LETTER: Bigger Must be Better, Right?

Dear Members of the House Education Committee, 

I have watched your deliberations regarding Act 73 with interest over the first weeks of the legislative session. The conversations you are having today are startlingly similar to the Act 46 conversations from over a decade ago. Local control versus the need for scale and efficiency. Small schools versus equity and achievement. Etc. These conversations are framed as binary choices: one or the other, this or that. The problem is, the data do not support binary framing.  

Regression analysis show us that larger school districts do not perform better on either cost or outcomes basis. Further, an independent analysis of Act 46 shows administrative cost savings were soaked up by increased transportation costs and the buying-out and leveling-up of staffing contracts.

Sadly, today I see that same assumption in the conversations around Act 73. Bigger must be better, right? Our 21st century American brains are certainly programmed to think so. One of the most telling things for me is that Representative Holcombe, when she was Secretary of Education during the Act 46 debate, said almost the exact same things that Secretary Saunders is saying now. Today, Holcombe is one of the most skeptical voices in the Act 73 debate. What has she learned in the intervening decade?

Fortunately, there is a data-informed path forward. Our policy recommendations from last March reject binary choices and offer policies that achieve administrative scale without disenfranchising communities or introducing the diseconomies of scale seen in Act 46.

Are there small schools that are no longer viable? We can find examples of that. But even if we closed every single one of them, the impact on statewide spending or equity would be negligible. Closing a small school nets a small saving, and meanwhile the students have to be transported to schools elsewhere.

As policymakers, it is prudent to spend less time on fringe cases than on identifying the outcomes we want from our education system and setting up a system of incentives and accountability mechanisms to achieve those goals.
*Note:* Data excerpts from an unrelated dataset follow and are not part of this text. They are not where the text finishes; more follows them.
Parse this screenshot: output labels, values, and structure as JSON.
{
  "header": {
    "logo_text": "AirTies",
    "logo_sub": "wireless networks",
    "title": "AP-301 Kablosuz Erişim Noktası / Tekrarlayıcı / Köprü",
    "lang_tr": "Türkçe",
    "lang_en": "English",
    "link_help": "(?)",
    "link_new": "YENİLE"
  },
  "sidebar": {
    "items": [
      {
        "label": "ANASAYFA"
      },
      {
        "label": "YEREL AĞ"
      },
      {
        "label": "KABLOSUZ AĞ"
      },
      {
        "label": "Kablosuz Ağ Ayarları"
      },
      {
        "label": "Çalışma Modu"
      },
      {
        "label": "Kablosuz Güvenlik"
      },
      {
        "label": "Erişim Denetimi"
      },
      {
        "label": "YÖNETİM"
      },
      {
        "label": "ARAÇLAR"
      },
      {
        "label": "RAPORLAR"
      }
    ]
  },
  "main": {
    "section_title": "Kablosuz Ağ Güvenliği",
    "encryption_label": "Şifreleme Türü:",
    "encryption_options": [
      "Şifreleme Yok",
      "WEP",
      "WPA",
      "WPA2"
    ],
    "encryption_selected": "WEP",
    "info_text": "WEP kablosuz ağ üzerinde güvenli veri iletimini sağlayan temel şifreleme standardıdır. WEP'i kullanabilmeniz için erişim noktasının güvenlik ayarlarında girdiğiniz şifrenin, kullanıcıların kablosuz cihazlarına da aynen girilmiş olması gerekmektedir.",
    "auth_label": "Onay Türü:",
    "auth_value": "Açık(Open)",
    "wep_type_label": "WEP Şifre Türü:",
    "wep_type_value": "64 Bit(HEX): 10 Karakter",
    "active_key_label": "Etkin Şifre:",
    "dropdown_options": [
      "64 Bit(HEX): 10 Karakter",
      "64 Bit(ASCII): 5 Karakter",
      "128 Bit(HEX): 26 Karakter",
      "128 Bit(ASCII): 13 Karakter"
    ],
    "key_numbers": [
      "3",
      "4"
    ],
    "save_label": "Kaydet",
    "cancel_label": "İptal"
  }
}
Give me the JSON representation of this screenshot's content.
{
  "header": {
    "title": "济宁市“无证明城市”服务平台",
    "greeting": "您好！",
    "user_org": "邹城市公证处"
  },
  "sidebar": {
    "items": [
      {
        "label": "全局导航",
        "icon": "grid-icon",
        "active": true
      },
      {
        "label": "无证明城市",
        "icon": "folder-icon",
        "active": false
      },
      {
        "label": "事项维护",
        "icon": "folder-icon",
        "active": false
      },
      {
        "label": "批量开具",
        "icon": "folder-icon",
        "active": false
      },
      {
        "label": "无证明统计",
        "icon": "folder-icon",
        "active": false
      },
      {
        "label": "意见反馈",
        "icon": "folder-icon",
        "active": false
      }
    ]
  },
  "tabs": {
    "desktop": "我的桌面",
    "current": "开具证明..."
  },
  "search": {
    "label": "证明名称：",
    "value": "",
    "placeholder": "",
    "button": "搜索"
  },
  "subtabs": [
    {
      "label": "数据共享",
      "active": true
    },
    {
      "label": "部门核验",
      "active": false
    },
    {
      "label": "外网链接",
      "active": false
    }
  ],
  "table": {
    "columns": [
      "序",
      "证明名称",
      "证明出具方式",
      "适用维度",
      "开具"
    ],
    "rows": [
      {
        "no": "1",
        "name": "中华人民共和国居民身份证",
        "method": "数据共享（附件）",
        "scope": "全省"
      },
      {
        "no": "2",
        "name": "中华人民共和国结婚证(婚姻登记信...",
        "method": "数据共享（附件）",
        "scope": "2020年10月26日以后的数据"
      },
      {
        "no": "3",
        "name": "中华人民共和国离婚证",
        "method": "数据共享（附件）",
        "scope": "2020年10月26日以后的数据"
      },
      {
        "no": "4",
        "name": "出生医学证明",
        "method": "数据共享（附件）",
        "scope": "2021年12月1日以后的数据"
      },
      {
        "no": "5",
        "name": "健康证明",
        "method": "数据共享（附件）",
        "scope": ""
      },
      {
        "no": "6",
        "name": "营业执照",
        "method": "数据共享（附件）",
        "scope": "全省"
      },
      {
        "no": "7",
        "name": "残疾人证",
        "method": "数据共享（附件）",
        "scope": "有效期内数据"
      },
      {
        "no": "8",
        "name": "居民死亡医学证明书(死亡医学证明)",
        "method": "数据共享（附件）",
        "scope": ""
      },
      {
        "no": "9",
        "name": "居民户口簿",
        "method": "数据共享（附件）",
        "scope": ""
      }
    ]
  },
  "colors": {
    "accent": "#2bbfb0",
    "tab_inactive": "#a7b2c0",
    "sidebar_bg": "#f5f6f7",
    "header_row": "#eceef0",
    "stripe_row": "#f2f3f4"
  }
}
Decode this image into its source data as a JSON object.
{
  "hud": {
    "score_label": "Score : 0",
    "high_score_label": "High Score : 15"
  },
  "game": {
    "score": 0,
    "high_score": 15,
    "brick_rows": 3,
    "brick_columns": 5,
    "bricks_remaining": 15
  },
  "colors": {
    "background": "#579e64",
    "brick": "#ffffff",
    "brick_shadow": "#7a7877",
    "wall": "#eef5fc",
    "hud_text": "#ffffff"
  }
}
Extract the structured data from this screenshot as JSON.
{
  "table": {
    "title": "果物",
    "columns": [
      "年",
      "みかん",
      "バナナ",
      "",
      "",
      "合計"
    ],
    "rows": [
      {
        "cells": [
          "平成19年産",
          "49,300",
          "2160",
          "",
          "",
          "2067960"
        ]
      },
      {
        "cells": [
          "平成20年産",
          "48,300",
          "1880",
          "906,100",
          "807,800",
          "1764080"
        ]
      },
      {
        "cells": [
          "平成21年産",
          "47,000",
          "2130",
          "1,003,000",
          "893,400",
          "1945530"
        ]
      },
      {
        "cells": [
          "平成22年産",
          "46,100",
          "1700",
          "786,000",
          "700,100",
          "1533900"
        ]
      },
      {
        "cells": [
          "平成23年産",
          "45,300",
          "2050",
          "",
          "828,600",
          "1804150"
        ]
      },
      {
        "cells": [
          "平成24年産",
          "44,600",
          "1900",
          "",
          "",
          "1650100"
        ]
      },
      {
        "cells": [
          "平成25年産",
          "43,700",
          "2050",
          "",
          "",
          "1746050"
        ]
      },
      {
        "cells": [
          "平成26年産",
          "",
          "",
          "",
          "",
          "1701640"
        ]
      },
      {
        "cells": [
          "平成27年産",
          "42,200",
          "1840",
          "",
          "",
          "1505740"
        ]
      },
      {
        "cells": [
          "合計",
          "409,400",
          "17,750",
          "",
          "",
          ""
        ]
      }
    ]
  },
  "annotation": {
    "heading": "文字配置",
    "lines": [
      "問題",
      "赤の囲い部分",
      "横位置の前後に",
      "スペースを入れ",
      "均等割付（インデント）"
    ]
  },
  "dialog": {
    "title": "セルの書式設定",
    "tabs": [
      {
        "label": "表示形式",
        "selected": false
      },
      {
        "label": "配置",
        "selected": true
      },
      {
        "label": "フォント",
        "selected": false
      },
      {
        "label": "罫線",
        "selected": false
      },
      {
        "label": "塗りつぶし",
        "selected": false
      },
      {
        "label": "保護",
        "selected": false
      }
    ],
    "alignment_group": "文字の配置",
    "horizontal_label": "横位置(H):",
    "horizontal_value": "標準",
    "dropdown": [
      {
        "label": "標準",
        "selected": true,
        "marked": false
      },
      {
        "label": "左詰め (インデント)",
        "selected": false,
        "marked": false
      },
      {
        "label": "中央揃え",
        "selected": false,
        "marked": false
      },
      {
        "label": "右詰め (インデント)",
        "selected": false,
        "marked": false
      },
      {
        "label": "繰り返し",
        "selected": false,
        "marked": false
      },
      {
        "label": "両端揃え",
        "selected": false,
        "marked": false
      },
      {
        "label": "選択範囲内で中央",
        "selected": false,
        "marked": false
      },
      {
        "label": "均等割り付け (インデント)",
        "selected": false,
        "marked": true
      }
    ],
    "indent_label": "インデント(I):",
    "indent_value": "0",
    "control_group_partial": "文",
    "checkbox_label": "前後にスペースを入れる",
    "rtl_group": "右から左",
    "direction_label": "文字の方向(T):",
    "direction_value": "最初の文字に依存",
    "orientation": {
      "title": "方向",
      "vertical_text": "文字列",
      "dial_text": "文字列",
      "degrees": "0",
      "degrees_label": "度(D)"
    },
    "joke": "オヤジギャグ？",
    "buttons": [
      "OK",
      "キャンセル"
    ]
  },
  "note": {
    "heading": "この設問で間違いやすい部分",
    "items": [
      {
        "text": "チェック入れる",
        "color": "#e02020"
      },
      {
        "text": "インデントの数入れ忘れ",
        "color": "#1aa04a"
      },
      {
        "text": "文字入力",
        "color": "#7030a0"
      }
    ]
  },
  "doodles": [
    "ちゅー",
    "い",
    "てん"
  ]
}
We know student performance in Vermont has declined quite substantially over the last ten years. Why has nobody with responsibility remarked on this and taken action to change course?

Look at the data. Don’t repeat the mistakes of ten years ago. Be skeptical of the self-interested public education establishment and their tendency to seek taxpayer money to advance their own stakeholders’ interests.

The path forward we recommend is likely to yield hundreds of millions of dollars in savings. The path of forced consolidation, following in the footsteps of Act 46, is likely to yield little or no savings nor is it likely to improve accountability for student performance. But it will repeat the chaos and lost opportunities that followed Act 46, a process few among us wish to repeat.

 

 

Thank you for your work,

 

Ben Kinsley

Executive Director
Campaign for Vermont

 

CFV is a nonprofit, nonpartisan advocacy organization comprised of over 20,000 Vermonters and dedicated to the vision of a more prosperous Vermont and growing middle class. We seek to accomplish these goals by reconnecting Vermonters to their government and advocating for more transparent and accountable policymaking.